To address this last pledge, Paulson scheduled a meeting Saturday evening of the Group of 20 countries — which include the G-7 plus the world's biggest developing countries such as China, Brazil and India — to explain recent actions by the U.S. and other wealthy allies.
French Finance Minister Christine Lagarde said she saw the discussions as a way to help emerging-market countries understand actions by wealthier nations so they can be included in solutions and ``if they wish, adopt the same principles.''
All the representatives are in Washington for weekend meetings of the 185-nation International Monetary Fund and the World Bank.
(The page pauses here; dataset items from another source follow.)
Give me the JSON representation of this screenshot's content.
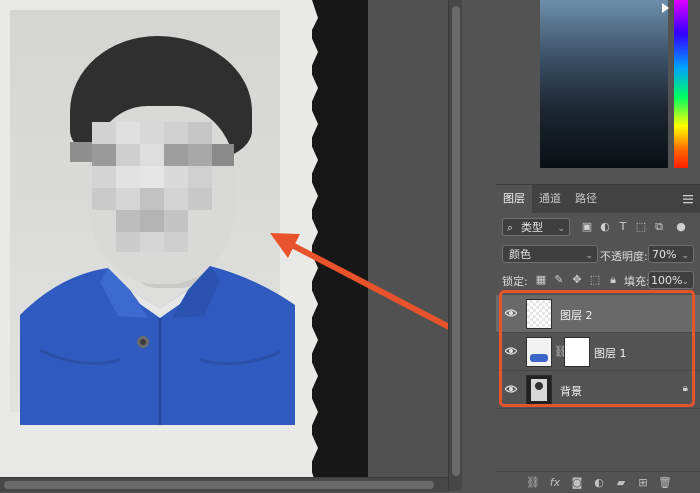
{
  "layers_panel": {
    "tabs": [
      "图层",
      "通道",
      "路径"
    ],
    "filter": {
      "kind_label": "类型"
    },
    "blend": {
      "mode": "颜色",
      "opacity_label": "不透明度:",
      "opacity_value": "70%"
    },
    "lock": {
      "lock_label": "锁定:",
      "fill_label": "填充:",
      "fill_value": "100%"
    },
    "layers": [
      {
        "name": "图层 2",
        "selected": true
      },
      {
        "name": "图层 1",
        "selected": false
      },
      {
        "name": "背景",
        "selected": false,
        "locked": true
      }
    ]
  },
  "colors": {
    "accent_highlight": "#e8532b",
    "jacket_blue": "#2f5bc0",
    "panel_bg": "#535353"
  }
}
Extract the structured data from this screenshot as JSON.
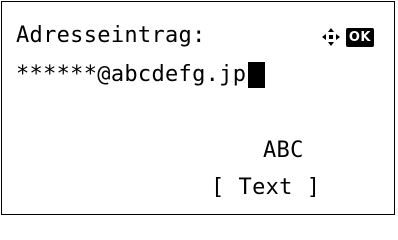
{
  "screen": {
    "title": "Adresseintrag:",
    "entry_value": "******@abcdefg.jp",
    "input_mode": "ABC",
    "softkey": {
      "open_bracket": "[",
      "label": "Text",
      "close_bracket": "]"
    },
    "ok_badge": "OK"
  },
  "icons": {
    "nav": "four-way-navigation-icon",
    "ok": "ok-key-icon"
  },
  "colors": {
    "background": "#ffffff",
    "foreground": "#000000"
  }
}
In a briefing for the IMF's policy-setting board, Paulson said that after the immediate crisis ``we must turn our attention to longer-term reforms to modernize our outdated financial regulatory structure.''
It was the 22nd day among the past 27 that Bush had spoken about the financial crisis, since evidence first arose that the year-old subprime mortgage mess was evolving into a broader and more calamitous meltdown. After the almost 40-minute meeting and his six-minute statement, the president left the White House for a nearly two-hour mountain bike ride in the nearby Virginia woods.